Alcohol: The Jock Juice of American Athletes - Up to 90 percent of adults consume alcohol. For many Americans it is standard
procedure to go Out to the local watering hole and have a few beers after a softball game or some other form of sport.
Athletes, certainly, are no strangers to alcohol in its many guises.
Immediately after an intense bout of exercise, athletes need to drink a few glasses of water to replace fluids and then
consume 200 to 400 calories of carbohydrates to restore glycogen and facilitate workout recovery. Many are under the mistaken
impression that consuming beer is a good way to do both. Since it is liquid, they argue, it replaces all the water they lost.

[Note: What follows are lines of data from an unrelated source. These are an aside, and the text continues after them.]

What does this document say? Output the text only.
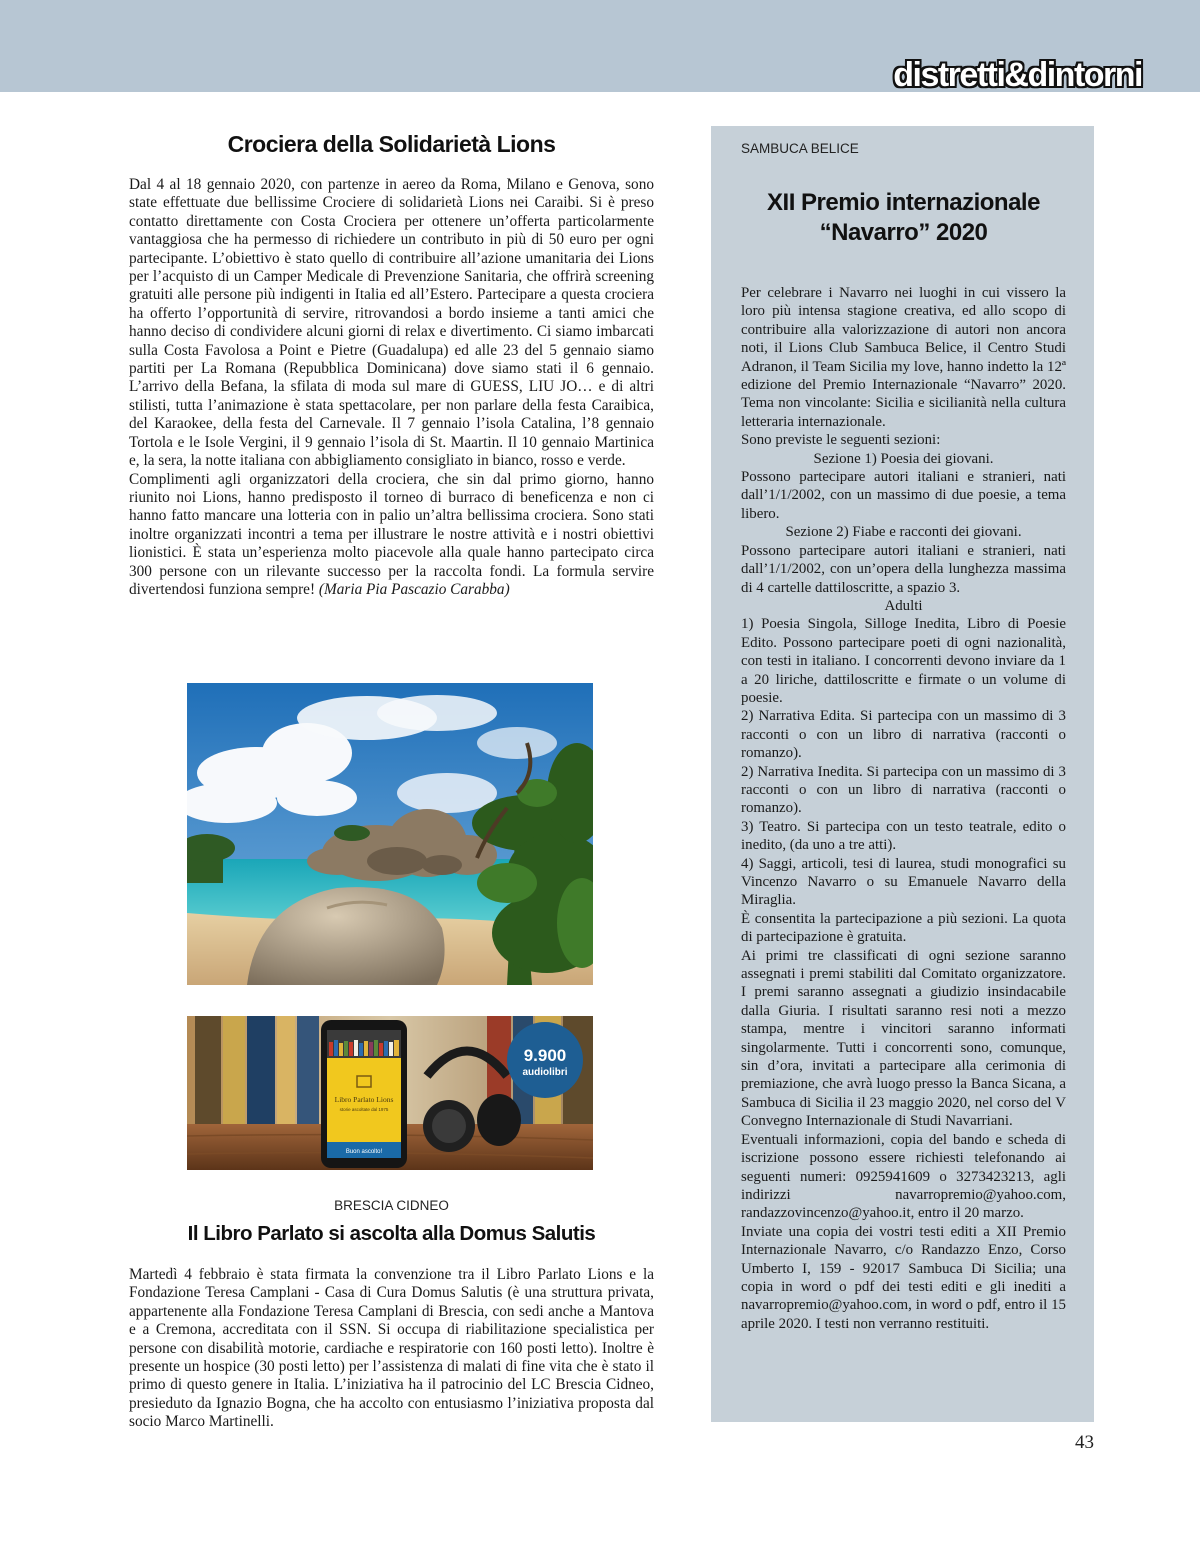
distretti&dintorni
Crociera della Solidarietà Lions

Dal 4 al 18 gennaio 2020, con partenze in aereo da Roma, Milano e Genova, sono state effettuate due bellissime Crociere di solidarietà Lions nei Caraibi. Si è preso contatto direttamente con Costa Crociera per ottenere un’offerta particolarmente vantaggiosa che ha permesso di richiedere un contributo in più di 50 euro per ogni partecipante. L’obiettivo è stato quello di contribuire all’azione umanitaria dei Lions per l’acquisto di un Camper Medicale di Prevenzione Sanitaria, che offrirà screening gratuiti alle persone più indigenti in Italia ed all’Estero. Partecipare a questa crociera ha offerto l’opportunità di servire, ritrovandosi a bordo insieme a tanti amici che hanno deciso di condividere alcuni giorni di relax e divertimento. Ci siamo imbarcati sulla Costa Favolosa a Point e Pietre (Guadalupa) ed alle 23 del 5 gennaio siamo partiti per La Romana (Repubblica Dominicana) dove siamo stati il 6 gennaio. L’arrivo della Befana, la sfilata di moda sul mare di GUESS, LIU JO… e di altri stilisti, tutta l’animazione è stata spettacolare, per non parlare della festa Caraibica, del Karaokee, della festa del Carnevale. Il 7 gennaio l’isola Catalina, l’8 gennaio Tortola e le Isole Vergini, il 9 gennaio l’isola di St. Maartin. Il 10 gennaio Martinica e, la sera, la notte italiana con abbigliamento consigliato in bianco, rosso e verde.

Complimenti agli organizzatori della crociera, che sin dal primo giorno, hanno riunito noi Lions, hanno predisposto il torneo di burraco di beneficenza e non ci hanno fatto mancare una lotteria con in palio un’altra bellissima crociera. Sono stati inoltre organizzati incontri a tema per illustrare le nostre attività e i nostri obiettivi lionistici. È stata un’esperienza molto piacevole alla quale hanno partecipato circa 300 persone con un rilevante successo per la raccolta fondi. La formula servire divertendosi funziona sempre! (Maria Pia Pascazio Carabba)

Libro Parlato Lions
storie ascoltate dal 1975
Buon ascolto!
9.900
audiolibri
BRESCIA CIDNEO
Il Libro Parlato si ascolta alla Domus Salutis

Martedì 4 febbraio è stata firmata la convenzione tra il Libro Parlato Lions e la Fondazione Teresa Camplani - Casa di Cura Domus Salutis (è una struttura privata, appartenente alla Fondazione Teresa Camplani di Brescia, con sedi anche a Mantova e a Cremona, accreditata con il SSN. Si occupa di riabilitazione specialistica per persone con disabilità motorie, cardiache e respiratorie con 160 posti letto). Inoltre è presente un hospice (30 posti letto) per l’assistenza di malati di fine vita che è stato il primo di questo genere in Italia. L’iniziativa ha il patrocinio del LC Brescia Cidneo, presieduto da Ignazio Bogna, che ha accolto con entusiasmo l’iniziativa proposta dal socio Marco Martinelli.

SAMBUCA BELICE
XII Premio internazionale
“Navarro” 2020

Per celebrare i Navarro nei luoghi in cui vissero la loro più intensa stagione creativa, ed allo scopo di contribuire alla valorizzazione di autori non ancora noti, il Lions Club Sambuca Belice, il Centro Studi Adranon, il Team Sicilia my love, hanno indetto la 12ª edizione del Premio Internazionale “Navarro” 2020. Tema non vincolante: Sicilia e sicilianità nella cultura letteraria internazionale.

Sono previste le seguenti sezioni:

Sezione 1) Poesia dei giovani.

Possono partecipare autori italiani e stranieri, nati dall’1/1/2002, con un massimo di due poesie, a tema libero.

Sezione 2) Fiabe e racconti dei giovani.

Possono partecipare autori italiani e stranieri, nati dall’1/1/2002, con un’opera della lunghezza massima di 4 cartelle dattiloscritte, a spazio 3.

Adulti

1) Poesia Singola, Silloge Inedita, Libro di Poesie Edito. Possono partecipare poeti di ogni nazionalità, con testi in italiano. I concorrenti devono inviare da 1 a 20 liriche, dattiloscritte e firmate o un volume di poesie.

2) Narrativa Edita. Si partecipa con un massimo di 3 racconti o con un libro di narrativa (racconti o romanzo).

2) Narrativa Inedita. Si partecipa con un massimo di 3 racconti o con un libro di narrativa (racconti o romanzo).

3) Teatro. Si partecipa con un testo teatrale, edito o inedito, (da uno a tre atti).

4) Saggi, articoli, tesi di laurea, studi monografici su Vincenzo Navarro o su Emanuele Navarro della Miraglia.

È consentita la partecipazione a più sezioni. La quota di partecipazione è gratuita.

Ai primi tre classificati di ogni sezione saranno assegnati i premi stabiliti dal Comitato organizzatore. I premi saranno assegnati a giudizio insindacabile dalla Giuria. I risultati saranno resi noti a mezzo stampa, mentre i vincitori saranno informati singolarmente. Tutti i concorrenti sono, comunque, sin d’ora, invitati a partecipare alla cerimonia di premiazione, che avrà luogo presso la Banca Sicana, a Sambuca di Sicilia il 23 maggio 2020, nel corso del V Convegno Internazionale di Studi Navarriani.

Eventuali informazioni, copia del bando e scheda di iscrizione possono essere richiesti telefonando ai seguenti numeri: 0925941609 o 3273423213, agli indirizzi navarropremio@yahoo.com, randazzovincenzo@yahoo.it, entro il 20 marzo.

Inviate una copia dei vostri testi editi a XII Premio Internazionale Navarro, c/o Randazzo Enzo, Corso Umberto I, 159 - 92017 Sambuca Di Sicilia; una copia in word o pdf dei testi editi e gli inediti a navarropremio@yahoo.com, in word o pdf, entro il 15 aprile 2020. I testi non verranno restituiti.

43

Being a source of carbohydrates, it is claimed to provide a good means of restoring pre-exercise levels of glycogen. This
reasoning, however, is a sorry miscalculation.
Beer does contain carbohydrates - as well as water, alcohol, electrolytes, minerals, protein and fat but it is a poor source
of carbohydrates. A 12-ounce beer contains around 150 calories, of which approximately only one-third (13 grams) are
carbohydrates. (Light beers have even less carbohydrates, only about 5 grams.) The remaining two- thirds of the calories are
roughly from alcohol. In contrast, 12 ounces of orange - juice has 39 grams of carbohydrates, and the same amount of apple
juice has 46 grams. To restore all the carbohydrates following a strenuous workout with beer, athletes would have to drink
from four to eight bottles (48 to 96 ounces). The same amount of carbohydrates can be obtained by taking in 16 to 30 ounces
of orange juice or 14 to 26 ounces of apple juice. Juices are also great sources of vitamin C, a proven antioxidant.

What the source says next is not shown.